Following a three-week pause in airstrikes on opposition-held Eastern Aleppo, the Syrian government renewed their bombardment on 15 November. As of 20 November the World Health Organization reported that the 250,000 Syrians still trapped inside the city are entirely without access to emergency medical care following airstrikes on the few remaining hospitals. Local health authorities have also reported civilians suffering symptoms of chlorine exposure following a suspected 22 November chemical attack by government helicopters. Non-state armed groups have also continued shelling residential areas of western Aleppo, including a direct hit on a school on 20 November, killing eight children. In his briefing to the UN Security Council on 21 November, UN Under-Secretary-General for Humanitarian Affairs and Emergency Relief Coordinator Stephen O’Brien called for an end to all attacks on civilians and an immediate lifting of the siege by Syrian government forces. According to the Syrian Observatory for Human Rights, in the 60 days since the cessation of hostilities collapsed, 834 civilians have been killed in East Aleppo. In light of the failure by the Security Council to uphold its responsibility to protect the long-suffering people of Syria, the UN General Assembly should immediately take up the issue.
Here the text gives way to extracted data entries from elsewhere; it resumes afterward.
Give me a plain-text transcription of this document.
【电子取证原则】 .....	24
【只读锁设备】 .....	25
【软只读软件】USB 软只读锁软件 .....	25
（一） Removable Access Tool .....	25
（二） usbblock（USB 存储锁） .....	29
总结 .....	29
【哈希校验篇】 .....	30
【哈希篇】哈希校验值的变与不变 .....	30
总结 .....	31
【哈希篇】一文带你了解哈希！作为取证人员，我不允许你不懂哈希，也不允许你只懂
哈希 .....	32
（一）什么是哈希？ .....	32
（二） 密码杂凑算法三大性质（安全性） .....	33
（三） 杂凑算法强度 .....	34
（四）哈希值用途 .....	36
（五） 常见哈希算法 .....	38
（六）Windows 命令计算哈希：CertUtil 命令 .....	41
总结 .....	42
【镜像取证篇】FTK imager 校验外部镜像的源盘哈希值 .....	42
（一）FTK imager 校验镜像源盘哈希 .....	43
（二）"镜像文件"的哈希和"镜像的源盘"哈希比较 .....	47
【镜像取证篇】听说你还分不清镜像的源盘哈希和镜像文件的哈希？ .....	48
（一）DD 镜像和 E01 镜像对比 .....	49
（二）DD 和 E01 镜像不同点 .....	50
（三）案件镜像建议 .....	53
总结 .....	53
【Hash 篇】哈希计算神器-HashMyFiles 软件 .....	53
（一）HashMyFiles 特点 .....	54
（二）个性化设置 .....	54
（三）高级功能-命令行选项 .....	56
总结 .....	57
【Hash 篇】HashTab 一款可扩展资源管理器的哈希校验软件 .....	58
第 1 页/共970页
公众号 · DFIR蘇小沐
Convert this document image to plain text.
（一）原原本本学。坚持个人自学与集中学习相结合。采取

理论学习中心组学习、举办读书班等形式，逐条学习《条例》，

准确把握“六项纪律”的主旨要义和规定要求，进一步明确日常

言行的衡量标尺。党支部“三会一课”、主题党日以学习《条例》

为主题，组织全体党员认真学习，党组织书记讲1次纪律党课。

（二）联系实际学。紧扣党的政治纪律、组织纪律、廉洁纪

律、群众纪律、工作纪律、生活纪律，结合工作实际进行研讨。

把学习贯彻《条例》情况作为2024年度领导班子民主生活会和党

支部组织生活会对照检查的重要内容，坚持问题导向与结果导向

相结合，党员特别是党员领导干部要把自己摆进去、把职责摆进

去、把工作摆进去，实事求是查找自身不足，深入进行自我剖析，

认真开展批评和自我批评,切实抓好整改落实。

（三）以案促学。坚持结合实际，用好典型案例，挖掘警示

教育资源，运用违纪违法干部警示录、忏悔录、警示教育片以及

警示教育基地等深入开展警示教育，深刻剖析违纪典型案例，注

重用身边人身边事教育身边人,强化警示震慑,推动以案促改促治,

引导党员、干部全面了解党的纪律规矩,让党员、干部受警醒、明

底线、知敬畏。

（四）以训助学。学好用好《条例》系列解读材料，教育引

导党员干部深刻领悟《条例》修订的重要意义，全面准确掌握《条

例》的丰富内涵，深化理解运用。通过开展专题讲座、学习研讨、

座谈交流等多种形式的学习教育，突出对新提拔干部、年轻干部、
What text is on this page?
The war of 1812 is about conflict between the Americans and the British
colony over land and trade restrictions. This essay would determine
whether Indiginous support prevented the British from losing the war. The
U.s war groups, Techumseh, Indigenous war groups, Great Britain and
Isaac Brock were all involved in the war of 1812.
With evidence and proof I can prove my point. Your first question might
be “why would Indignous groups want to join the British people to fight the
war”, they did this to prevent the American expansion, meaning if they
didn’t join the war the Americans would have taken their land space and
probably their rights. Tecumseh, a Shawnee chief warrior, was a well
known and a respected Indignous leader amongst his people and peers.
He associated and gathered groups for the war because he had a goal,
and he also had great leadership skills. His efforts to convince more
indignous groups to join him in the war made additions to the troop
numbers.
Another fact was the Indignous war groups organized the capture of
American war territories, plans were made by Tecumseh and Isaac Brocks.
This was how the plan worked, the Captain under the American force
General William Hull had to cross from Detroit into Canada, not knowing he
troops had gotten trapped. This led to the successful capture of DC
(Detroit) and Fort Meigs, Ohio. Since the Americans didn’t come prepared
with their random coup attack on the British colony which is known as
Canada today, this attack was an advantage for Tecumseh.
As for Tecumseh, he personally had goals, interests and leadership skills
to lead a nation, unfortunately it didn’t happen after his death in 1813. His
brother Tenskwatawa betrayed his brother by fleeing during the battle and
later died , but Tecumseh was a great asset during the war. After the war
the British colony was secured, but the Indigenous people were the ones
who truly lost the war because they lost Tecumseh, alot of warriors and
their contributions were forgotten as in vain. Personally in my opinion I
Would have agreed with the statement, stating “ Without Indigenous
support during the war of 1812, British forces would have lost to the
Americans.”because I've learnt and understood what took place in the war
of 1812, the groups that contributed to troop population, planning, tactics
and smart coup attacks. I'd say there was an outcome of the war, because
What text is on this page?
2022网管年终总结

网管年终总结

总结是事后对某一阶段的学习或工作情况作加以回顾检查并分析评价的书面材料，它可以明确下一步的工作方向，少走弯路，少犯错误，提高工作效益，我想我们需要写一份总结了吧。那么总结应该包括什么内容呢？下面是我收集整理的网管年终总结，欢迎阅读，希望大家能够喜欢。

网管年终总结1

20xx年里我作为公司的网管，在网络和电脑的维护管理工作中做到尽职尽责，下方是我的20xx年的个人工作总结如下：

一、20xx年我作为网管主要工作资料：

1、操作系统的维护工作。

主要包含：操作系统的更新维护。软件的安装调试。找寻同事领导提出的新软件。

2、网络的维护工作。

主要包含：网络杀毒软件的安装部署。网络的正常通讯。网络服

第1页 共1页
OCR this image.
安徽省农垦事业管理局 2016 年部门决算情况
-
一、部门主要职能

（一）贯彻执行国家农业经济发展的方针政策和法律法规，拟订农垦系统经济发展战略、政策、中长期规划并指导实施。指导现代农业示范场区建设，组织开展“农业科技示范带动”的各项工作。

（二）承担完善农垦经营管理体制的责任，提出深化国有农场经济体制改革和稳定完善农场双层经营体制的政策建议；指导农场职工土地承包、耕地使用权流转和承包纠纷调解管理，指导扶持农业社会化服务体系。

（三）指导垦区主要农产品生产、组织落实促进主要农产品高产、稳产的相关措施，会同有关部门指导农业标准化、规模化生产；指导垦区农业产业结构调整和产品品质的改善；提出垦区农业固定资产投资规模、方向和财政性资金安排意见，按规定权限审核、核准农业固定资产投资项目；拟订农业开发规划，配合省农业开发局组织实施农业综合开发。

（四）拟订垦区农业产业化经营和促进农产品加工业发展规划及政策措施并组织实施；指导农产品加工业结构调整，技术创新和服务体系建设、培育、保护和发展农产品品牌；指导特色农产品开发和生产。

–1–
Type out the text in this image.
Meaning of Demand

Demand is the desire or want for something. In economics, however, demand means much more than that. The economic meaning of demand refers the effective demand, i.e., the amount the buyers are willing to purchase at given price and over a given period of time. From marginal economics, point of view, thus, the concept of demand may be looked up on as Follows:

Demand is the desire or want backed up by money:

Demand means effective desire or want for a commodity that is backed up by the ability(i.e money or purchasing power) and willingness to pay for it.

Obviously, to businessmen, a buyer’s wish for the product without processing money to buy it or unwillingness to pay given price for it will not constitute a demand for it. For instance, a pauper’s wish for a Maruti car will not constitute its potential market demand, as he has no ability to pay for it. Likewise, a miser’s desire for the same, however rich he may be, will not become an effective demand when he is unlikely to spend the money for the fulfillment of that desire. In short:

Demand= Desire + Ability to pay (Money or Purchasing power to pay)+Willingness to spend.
On 17 November the UN Special Adviser on the Prevention of Genocide, Adama Dieng, briefed the UN Security Council on his recent visit to South Sudan, warning that there is a “strong risk of violence escalating along ethnic lines, with the potential for genocide.” Special Adviser Dieng called upon the Council to request that the UN mission in South Sudan (UNMISS) monitor, investigate and report on all incidents of hate speech and urged Council members to impose an arms embargo, noting the devastating impact of the proliferation of arms. During the meeting the Permanent Representative of the United States, Samantha Power, announced her delegation’s intention to put forward a resolution for an arms embargo on South Sudan. The draft resolution should be adopted without delay.
Burma/Myanmar’s army continues to undertake violent “clearance operations” in ethnic Rohingya areas of Arakan/Rakhine state following the 9 October attacks on border posts. According to Human Rights Watch, during these operations security forces have razed more than 1,250 homes in five Rohingya villages, with more than 820 destroyed since 10 November. On 18 November the UN Special Rapporteur on the human rights situation in Myanmar, Yanghee Lee, criticized the government for placing the region on “lockdown” for six weeks and for its “blanket denial” of human rights violations, urging an immediate investigation into reports of torture, sexual violence and summary executions. An estimated 30,000 people have been displaced from Arakan/Rakhine state since 9 October and emergency humanitarian access remains suspended for an estimated 160,000 people. The UN Refugee Agency has appealed for neighboring countries to allow safe passage to civilians fleeing violence amidst reports that Bangladesh has closed its border to Rohingya asylum seekers.
Despite a Nigerian government offensive against Boko Haram, over the past two weeks the extremist group has reportedly escalated its attacks. Employing scorched earth tactics, Boko Haram has razed nine villages in Borno state. The town of Chibok, where hundreds of schoolgirls were kidnapped in April 2014, is currently under siege by Boko Haram. The group also carried out multiple suicide attacks in Maiduguri, the capital of Borno state, on 18 November, and perpetrated three attacks in northern Cameroon on 21 and 22 November, including an attempted suicide bombing of a camp for displaced civilians.